A Sweet Investment in the Future
Cacao – the “bean” behind chocolate – is native to the Western Hemisphere. (Pronounced “ka-kow,” it is often referred to as cocoa in the United States.) It originated in the Amazon basin and was domesticated throughout northern South America and Central America. Unlike Central America’s big cash crop, bananas, the native cacao plant thrives in shade. This means that chocolate farms are often characterized by a variety of plants and trees; a boon to animals looking for varied habitat.
According to the International Cocoa Organization, cacao was Costa Rica’s most important commercial crop between 1940 and 1970. Statistics from the United Nations’ Food and Agricultural Organization show that Costa Rica exported more than 10,000 metric tons of beans per year In the early 1960s, making our nation one of the world’s leading suppliers at the time.
A blight that struck soon after the boom of the 60s, coupled with the rampant deforestation that reached its peak in the 70s, nearly destroyed cacao production in Costa Rica. In 1999, only 130 metric tons of cacao was exported.
Today, a new trend in the US is helping increase the demand for the raw ingredient in chocolate. A July 16 article in the LA Times, “Chocolate Makers Focus on the Technology of Making Better Chocolate,” describes how boutique chocolatiers across the nation are creating their confections starting with the raw bean, rather than purchasing processed ingredients.
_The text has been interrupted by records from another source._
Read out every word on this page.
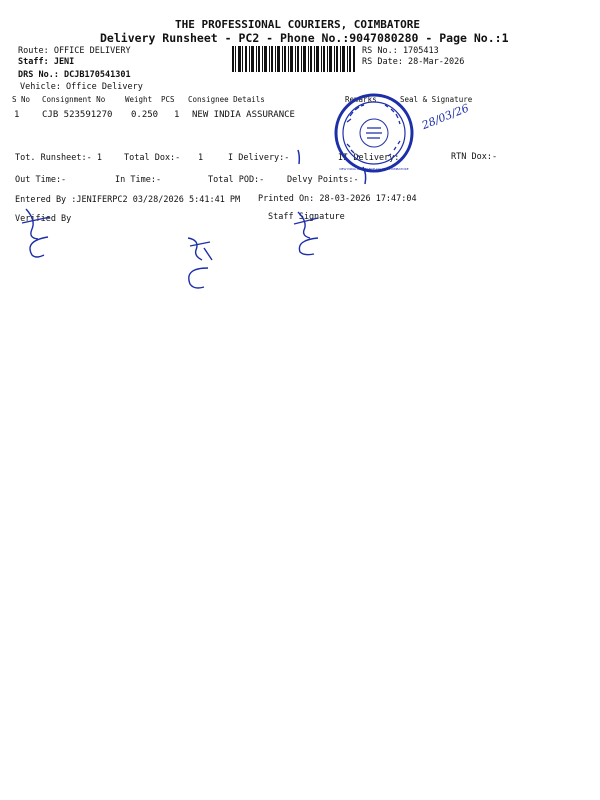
THE PROFESSIONAL COURIERS, COIMBATORE
Delivery Runsheet - PC2 - Phone No.:9047080280 - Page No.:1
Route: OFFICE DELIVERY
Staff: JENI
DRS No.: DCJB170541301
Vehicle: Office Delivery
RS No.: 1705413
RS Date: 28-Mar-2026
S No Consignment No	Weight PCS Consignee Details	Remarks	Seal & Signature
1	CJB 523591270 0.250 1 NEW INDIA ASSURANCE
Tot. Runsheet:- 1	Total Dox:- 1	I Delivery:-	II Delivery:-	RTN Dox:-
Out Time:-	In Time:-	Total POD:-	Delvy Points:-
Entered By :JENIFERPC2 03/28/2026 5:41:41 PM Printed On: 28-03-2026 17:47:04
Verified By	Staff Signature
NEW INDIA ASSURANCE CO. LTD COIMBATORE
28/03/26
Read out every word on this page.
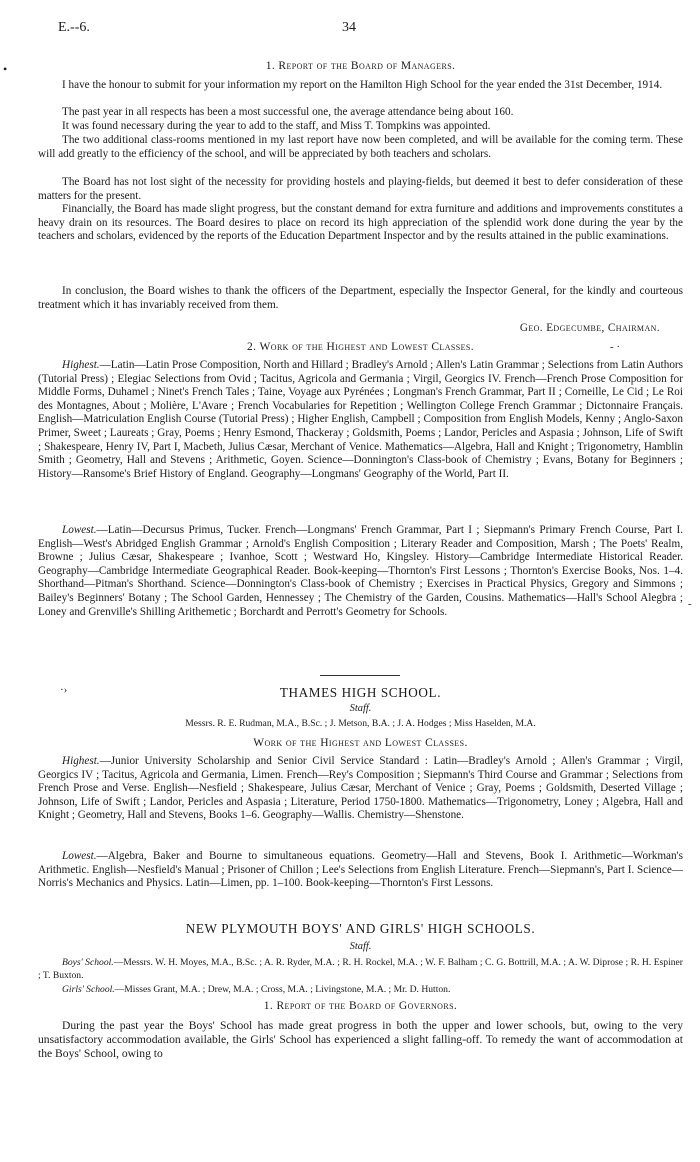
E.--6.	34
•	1. Report of the Board of Managers.

I have the honour to submit for your information my report on the Hamilton High School for the year ended the 31st December, 1914.

The past year in all respects has been a most successful one, the average attendance being about 160.

It was found necessary during the year to add to the staff, and Miss T. Tompkins was appointed.

The two additional class-rooms mentioned in my last report have now been completed, and will be available for the coming term. These will add greatly to the efficiency of the school, and will be appreciated by both teachers and scholars.

The Board has not lost sight of the necessity for providing hostels and playing-fields, but deemed it best to defer consideration of these matters for the present.

Financially, the Board has made slight progress, but the constant demand for extra furniture and additions and improvements constitutes a heavy drain on its resources. The Board desires to place on record its high appreciation of the splendid work done during the year by the teachers and scholars, evidenced by the reports of the Education Department Inspector and by the results attained in the public examinations.

In conclusion, the Board wishes to thank the officers of the Department, especially the Inspector General, for the kindly and courteous treatment which it has invariably received from them.

Geo. Edgecumbe, Chairman.

2. Work of the Highest and Lowest Classes.	- ·

Highest.—Latin—Latin Prose Composition, North and Hillard ; Bradley's Arnold ; Allen's Latin Grammar ; Selections from Latin Authors (Tutorial Press) ; Elegiac Selections from Ovid ; Tacitus, Agricola and Germania ; Virgil, Georgics IV. French—French Prose Composition for Middle Forms, Duhamel ; Ninet's French Tales ; Taine, Voyage aux Pyrénées ; Longman's French Grammar, Part II ; Corneille, Le Cid ; Le Roi des Montagnes, About ; Molière, L'Avare ; French Vocabularies for Repetition ; Wellington College French Grammar ; Dictonnaire Français. English—Matriculation English Course (Tutorial Press) ; Higher English, Campbell ; Composition from English Models, Kenny ; Anglo-Saxon Primer, Sweet ; Laureats ; Gray, Poems ; Henry Esmond, Thackeray ; Goldsmith, Poems ; Landor, Pericles and Aspasia ; Johnson, Life of Swift ; Shakespeare, Henry IV, Part I, Macbeth, Julius Cæsar, Merchant of Venice. Mathematics—Algebra, Hall and Knight ; Trigonometry, Hamblin Smith ; Geometry, Hall and Stevens ; Arithmetic, Goyen. Science—Donnington's Class-book of Chemistry ; Evans, Botany for Beginners ; History—Ransome's Brief History of England. Geography—Longmans' Geography of the World, Part II.

Lowest.—Latin—Decursus Primus, Tucker. French—Longmans' French Grammar, Part I ; Siepmann's Primary French Course, Part I. English—West's Abridged English Grammar ; Arnold's English Composition ; Literary Reader and Composition, Marsh ; The Poets' Realm, Browne ; Julius Cæsar, Shakespeare ; Ivanhoe, Scott ; Westward Ho, Kingsley. History—Cambridge Intermediate Historical Reader. Geography—Cambridge Intermediate Geographical Reader. Book-keeping—Thornton's First Lessons ; Thornton's Exercise Books, Nos. 1–4. Shorthand—Pitman's Shorthand. Science—Donnington's Class-book of Chemistry ; Exercises in Practical Physics, Gregory and Simmons ; Bailey's Beginners' Botany ; The School Garden, Hennessey ; The Chemistry of the Garden, Cousins. Mathematics—Hall's School Alegbra ; Loney and Grenville's Shilling Arithemetic ; Borchardt and Perrott's Geometry for Schools.

-
·›	THAMES HIGH SCHOOL.

Staff.

Messrs. R. E. Rudman, M.A., B.Sc. ; J. Metson, B.A. ; J. A. Hodges ; Miss Haselden, M.A.

Work of the Highest and Lowest Classes.

Highest.—Junior University Scholarship and Senior Civil Service Standard : Latin—Bradley's Arnold ; Allen's Grammar ; Virgil, Georgics IV ; Tacitus, Agricola and Germania, Limen. French—Rey's Composition ; Siepmann's Third Course and Grammar ; Selections from French Prose and Verse. English—Nesfield ; Shakespeare, Julius Cæsar, Merchant of Venice ; Gray, Poems ; Goldsmith, Deserted Village ; Johnson, Life of Swift ; Landor, Pericles and Aspasia ; Literature, Period 1750-1800. Mathematics—Trigonometry, Loney ; Algebra, Hall and Knight ; Geometry, Hall and Stevens, Books 1–6. Geography—Wallis. Chemistry—Shenstone.

Lowest.—Algebra, Baker and Bourne to simultaneous equations. Geometry—Hall and Stevens, Book I. Arithmetic—Workman's Arithmetic. English—Nesfield's Manual ; Prisoner of Chillon ; Lee's Selections from English Literature. French—Siepmann's, Part I. Science—Norris's Mechanics and Physics. Latin—Limen, pp. 1–100. Book-keeping—Thornton's First Lessons.

NEW PLYMOUTH BOYS' AND GIRLS' HIGH SCHOOLS.

Staff.

Boys' School.—Messrs. W. H. Moyes, M.A., B.Sc. ; A. R. Ryder, M.A. ; R. H. Rockel, M.A. ; W. F. Balham ; C. G. Bottrill, M.A. ; A. W. Diprose ; R. H. Espiner ; T. Buxton.

Girls' School.—Misses Grant, M.A. ; Drew, M.A. ; Cross, M.A. ; Livingstone, M.A. ; Mr. D. Hutton.

1. Report of the Board of Governors.

During the past year the Boys' School has made great progress in both the upper and lower schools, but, owing to the very unsatisfactory accommodation available, the Girls' School has experienced a slight falling-off. To remedy the want of accommodation at the Boys' School, owing to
“There’s more interest in chocolate and there’s high enough prices for chocolate to make it feasible to have a small company,” says Steve DeVries of DeVries Chocolate in Denver. This means more interest – and potential profit – in developing cacao farms. Add to this Costa Rica’s Payments for Environmental Services program for overstory reforestation initiatives, and investors can enjoy not only potentially high returns, but also the satisfaction of supporting an environmentally friendly production alternative.